IN : êtes-vous optimiste ou bien inquiet quant à l’évolution de la créativité publicitaire ?
DL : je suis toujours optimiste quand les choses évoluent, car la pire des situations est de s’ennuyer ou de tourner en rond. Je pense que ceux qui nous observent de l’extérieur pensent de même. Donc je ne suis absolument pas inquiet.
IN : l’an dernier, à cannes, le cco de ddb worldwide amir kassaei nous confiait que selon lui la pub s’était déconnectée du monde réel… partagez-vous ce regard ?
DL : oh oui, complètement. Cela ne m’intéresse pas que BBDO crée des pub qui n’aient aucun poids dans le quotidien des gens, ni de durée dans le temps, uniquement pour gagner des récompenses. Si vous regardez la plupart de nos prix, c’était souvent pour de grands clients compliqués avec des problématiques complexes.
IN : la pub surestime-t-elle aujourd’hui l’importance du cross-média dans les campagnes ?
DL : la grosse tendance actuelle, c’est la vidéo. Sur les grands et les très petits écrans. Et il faut proposer des expériences de spectacle différentes qui nécessitent un travail spécifique pour chacun. Et les agences doivent être tout aussi bonnes sur des spots de 6 secondes que des films de 12, 26 ou 90 minutes. Elles doivent savoir le faire vite, en apprenant à générer beaucoup de matériels avec peu de moyens, à qualité égale…
IN : du coup, il est plus facile ou plus difficile aujourd’hui d’opérer une campagne globale ?
DL Je ne pense pas que ce soit plus difficile. Une vision est une vision, une vérité humaine est une vérité humaine. Par exemple, la plateforme « Tu n’es pas toi-même quand tu as faim », que nous avons créée pour Snickers, est maintenant opérationnelle dans plus de 80 pays. Ce n’est pas difficile d’opérer une plateforme globale si on a la vision et la bonne idée.
IN : pour une agence comme bbdo, le processus créatif dépend-il du pays destinataire de la campagne ?
DL : il n’y a pas de science pour inventer des idées. La façon dont nous travaillons en France et en Argentine est peut-être très différente. Malgré cela, ce qui unit toutes nos agences, c’est un focus frénétique sur « le Travail, le Travail, le Travail ». C’est notre mantra.

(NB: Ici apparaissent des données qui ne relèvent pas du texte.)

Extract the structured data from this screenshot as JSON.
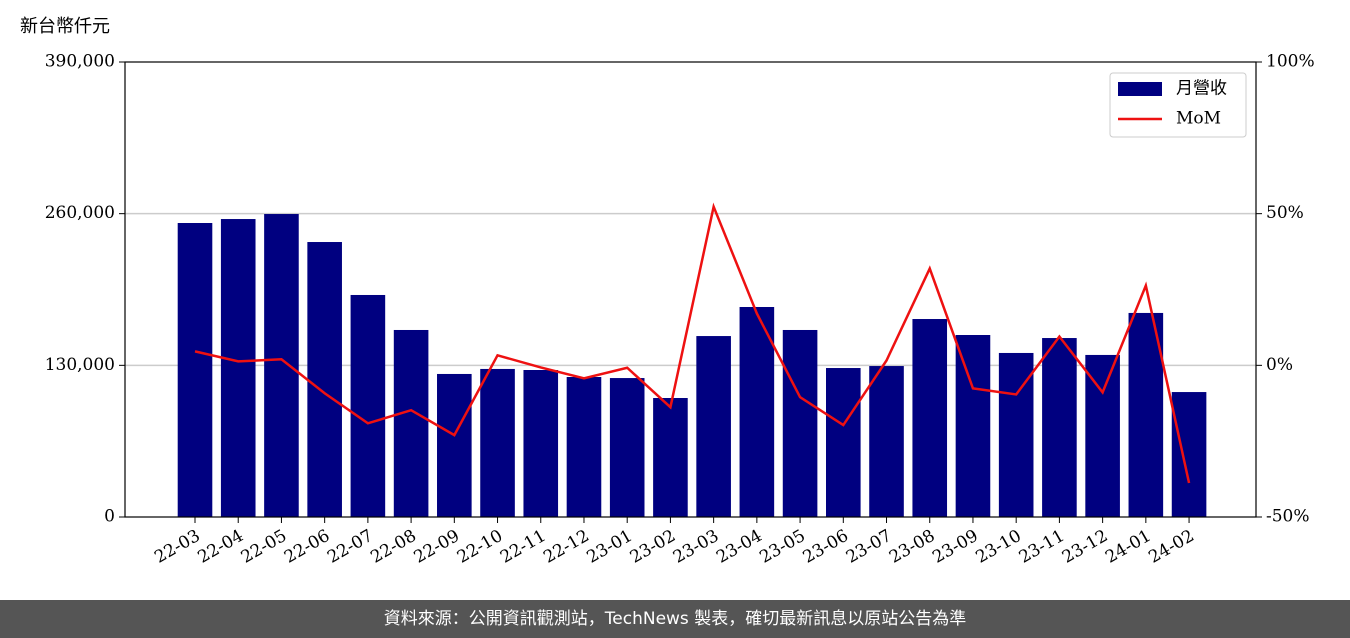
{
  "chart_data": {
    "type": "bar_line",
    "ylabel": "新台幣仟元",
    "categories": [
      "22-03",
      "22-04",
      "22-05",
      "22-06",
      "22-07",
      "22-08",
      "22-09",
      "22-10",
      "22-11",
      "22-12",
      "23-01",
      "23-02",
      "23-03",
      "23-04",
      "23-05",
      "23-06",
      "23-07",
      "23-08",
      "23-09",
      "23-10",
      "23-11",
      "23-12",
      "24-01",
      "24-02"
    ],
    "series": [
      {
        "name": "月營收",
        "type": "bar",
        "color": "#000080",
        "values": [
          252000,
          255400,
          259700,
          235700,
          190300,
          160300,
          122600,
          126900,
          126000,
          120000,
          119100,
          102000,
          155100,
          180000,
          160300,
          127700,
          129400,
          169700,
          156000,
          140600,
          153400,
          138900,
          174900,
          107100
        ]
      },
      {
        "name": "MoM",
        "type": "line",
        "color": "#ee1111",
        "axis": "y2",
        "values": [
          4.6,
          1.3,
          2.0,
          -9.2,
          -19.1,
          -14.8,
          -23.0,
          3.3,
          -0.7,
          -4.3,
          -0.8,
          -13.8,
          52.3,
          17.1,
          -10.5,
          -19.7,
          1.6,
          31.9,
          -7.6,
          -9.6,
          9.5,
          -8.9,
          26.3,
          -38.8
        ]
      }
    ],
    "ylim": [
      0,
      390000
    ],
    "yticks": [
      0,
      {
        "value": 130000,
        "label": "130,000"
      },
      {
        "value": 260000,
        "label": "260,000"
      },
      {
        "value": 390000,
        "label": "390,000"
      }
    ],
    "y2lim": [
      -50,
      100
    ],
    "y2ticks": [
      {
        "value": -50,
        "label": "-50%"
      },
      {
        "value": 0,
        "label": "0%"
      },
      {
        "value": 50,
        "label": "50%"
      },
      {
        "value": 100,
        "label": "100%"
      }
    ],
    "grid": true,
    "legend": "upper right",
    "footer": "資料來源：公開資訊觀測站，TechNews 製表，確切最新訊息以原站公告為準"
  }
}
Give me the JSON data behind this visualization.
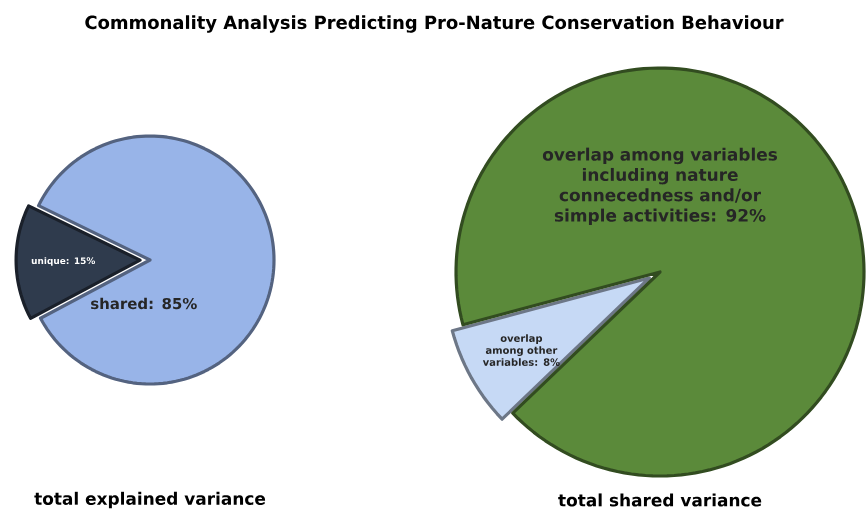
{
  "chart_data": [
    {
      "type": "pie",
      "title": "Commonality Analysis Predicting Pro-Nature Conservation Behaviour",
      "xlabel": "total explained variance",
      "categories": [
        "unique: 15%",
        "shared: 85%"
      ],
      "values": [
        15,
        85
      ],
      "colors": [
        "#2f3b4d",
        "#98b4e8"
      ]
    },
    {
      "type": "pie",
      "xlabel": "total shared variance",
      "categories": [
        "overlap among other variables: 8%",
        "overlap among variables including nature connecedness and/or simple activities: 92%"
      ],
      "values": [
        8,
        92
      ],
      "colors": [
        "#c6d9f5",
        "#5b8a3a"
      ]
    }
  ]
}
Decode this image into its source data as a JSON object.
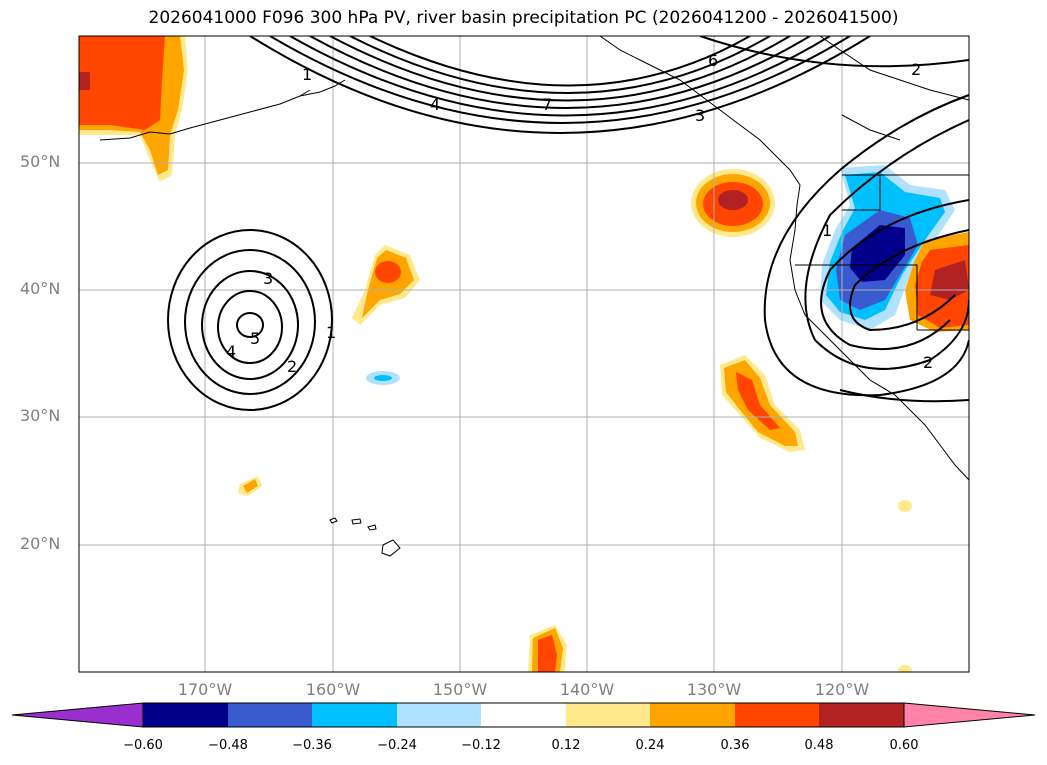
{
  "title": "2026041000 F096 300 hPa PV, river basin precipitation PC (2026041200 - 2026041500)",
  "lat_labels": [
    "50°N",
    "40°N",
    "30°N",
    "20°N"
  ],
  "lon_labels": [
    "170°W",
    "160°W",
    "150°W",
    "140°W",
    "130°W",
    "120°W"
  ],
  "contour_labels": [
    "1",
    "4",
    "7",
    "6",
    "2",
    "3",
    "3",
    "5",
    "4",
    "2",
    "1",
    "1",
    "2"
  ],
  "colorbar": {
    "colors": [
      "#9a2fd0",
      "#00008b",
      "#3a5bd0",
      "#00bfff",
      "#b0e2ff",
      "#ffffff",
      "#ffe98a",
      "#ffa500",
      "#ff4500",
      "#b22222",
      "#ff82a8"
    ],
    "ticks": [
      "−0.60",
      "−0.48",
      "−0.36",
      "−0.24",
      "−0.12",
      "0.12",
      "0.24",
      "0.36",
      "0.48",
      "0.60"
    ]
  },
  "chart_data": {
    "type": "map",
    "title": "2026041000 F096 300 hPa PV, river basin precipitation PC (2026041200 - 2026041500)",
    "lon_range": [
      -180,
      -110
    ],
    "lat_range": [
      10,
      60
    ],
    "contour_field": "300 hPa PV",
    "contour_levels": [
      1,
      2,
      3,
      4,
      5,
      6,
      7
    ],
    "fill_field": "river basin precipitation PC",
    "fill_levels": [
      -0.6,
      -0.48,
      -0.36,
      -0.24,
      -0.12,
      0.12,
      0.24,
      0.36,
      0.48,
      0.6
    ]
  }
}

Je suis vraiment fier que nous soyons devenus ce que j’appellerais une « boutique globale », capable de servir de gros clients internationaux, et également rapide et agile pour répondre aux besoins infinis de contenus. Nous y arrivons parce que nous avons des personnes de qualité tout autour du monde, une profondeur de talents et une estime sincère les uns envers les autres. On nourrit ceci, c’est précieux.
IN : avez-vous une projection de ce que sera la créativité dans dix ans ?
DL : conserver la même attitude que durant ces dix dernières années : ne jamais autoriser le ciment à durcir, continuer de « touiller » pour garder la maîtrise de nos mouvements, l’agilité et la vision d’où le monde veut aller et où nos clients ont besoin d’aller.